Mit „How are you?“ wies Fanny (Lehrerin) auf eine hochaktuelle Studie  zum Leben queerer jungen Menschen in Bayern hin: „Fast 94 % der 14-27 Jährigen haben mindestens einmal Diskriminierung erlebt. Das sind alamierende Zahlen. Die Schule ist laut der Studie der Ort, an dem am meisten Diskriminierung stattfindet – gleichzeitig gibt es zu wenig Hilfsangebote und AnsprechpartnerInnen für queere SchülerInnen – gerade hier bei uns auf dem Land. Beispiel: Lehrer, der im Unterricht davon erzählt, dass er Angst hat, dass sein Sohn schwul wird, wenn er sich als Vater in Elternzeit begeben hat und wenn sich ein Vater zu sehr um seinen Sohn kümmert, könnte dieser schwul werden.
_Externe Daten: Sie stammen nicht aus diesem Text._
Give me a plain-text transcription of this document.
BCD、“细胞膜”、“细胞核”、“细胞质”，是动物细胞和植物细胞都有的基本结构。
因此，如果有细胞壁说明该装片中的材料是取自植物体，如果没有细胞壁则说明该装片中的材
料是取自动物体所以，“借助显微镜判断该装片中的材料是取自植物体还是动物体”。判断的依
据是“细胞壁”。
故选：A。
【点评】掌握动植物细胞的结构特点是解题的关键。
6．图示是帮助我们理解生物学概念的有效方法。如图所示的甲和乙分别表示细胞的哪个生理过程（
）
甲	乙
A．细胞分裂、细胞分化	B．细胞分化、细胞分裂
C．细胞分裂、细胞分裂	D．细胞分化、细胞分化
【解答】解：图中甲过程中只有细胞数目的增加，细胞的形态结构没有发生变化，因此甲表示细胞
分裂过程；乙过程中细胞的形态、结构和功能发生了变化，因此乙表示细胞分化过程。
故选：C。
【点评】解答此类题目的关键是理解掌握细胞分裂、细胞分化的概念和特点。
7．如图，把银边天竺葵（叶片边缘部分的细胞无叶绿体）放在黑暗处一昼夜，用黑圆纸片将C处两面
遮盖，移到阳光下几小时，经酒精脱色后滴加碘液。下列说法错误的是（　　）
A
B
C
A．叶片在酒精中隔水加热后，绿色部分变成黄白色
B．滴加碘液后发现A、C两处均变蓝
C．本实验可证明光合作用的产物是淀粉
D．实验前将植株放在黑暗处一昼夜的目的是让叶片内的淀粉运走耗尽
Hätten alle schwulen Männer eine gestörte Beziehung zum Vater und wären aus diesem Grund zum eigenen Geschlecht hingezogen? Queersein wird wird  in der Schule nicht thematisiert – in Schulbüchern ist in der Regel oft die traditionelle Kernfamilie – oder als Exot auch mal die Patchworkfamilie. Antidiskriminierungsstellen müssen ausgebaut werden.“

Christian Oberthür, Bündnis: „Seit der Verabschiedung der Menschenrechtserklärung der UN-Generalversammlung am 10.12.1948 gab es viele Verstöße, aber auch positive Fortschritte. Positiv ist aktuell das Lieferketten-Gesetz, ist aber erst nur das 1. Glied in der Kette, das erste Mindeststandards setzt, s. siehe BMW und Cobalt in Marokko. Was kann ich tun? Fair einkaufen, z. B. im WeltLaden in Cham. Es braucht faire Bedingungen für Arbeiterinnen z. B. in Asien. Aber um fair Handeln zu können brauchen Menschen auch hier fairen Umgang und existenzsichernde Versorgung. Das heißt keine Abstriche beim BürgerGeld, keine Kinder- und Altersarmut und eine anständige Versorgung in Krankenhäusern und Pflegeheimen, keine Mangelernährung. Früher „Satt und Sauber“, heute reicht’s nicht mal dazu. Deshalb solidarische Beteiligung der gesamten Gesellschaft, Stärkung des Gemeinwohls. Menschenrechte sind Leitplanken unseres Handelns, auch im Kampf gegen Rechts. Stark machen gegen die, die gegen Minderheiten hetzen. Offenen Verstoß gegen Menschenrechte dulden wir nicht. Wir stehen für eine Gesellschaft der Vielfalt und Toleranz.“ Abschließend lud er nochmals zum kulturellen Weihnachtsmarkt am 16./17. Dez. im CHA13, Ludwigstraße in Cham ein.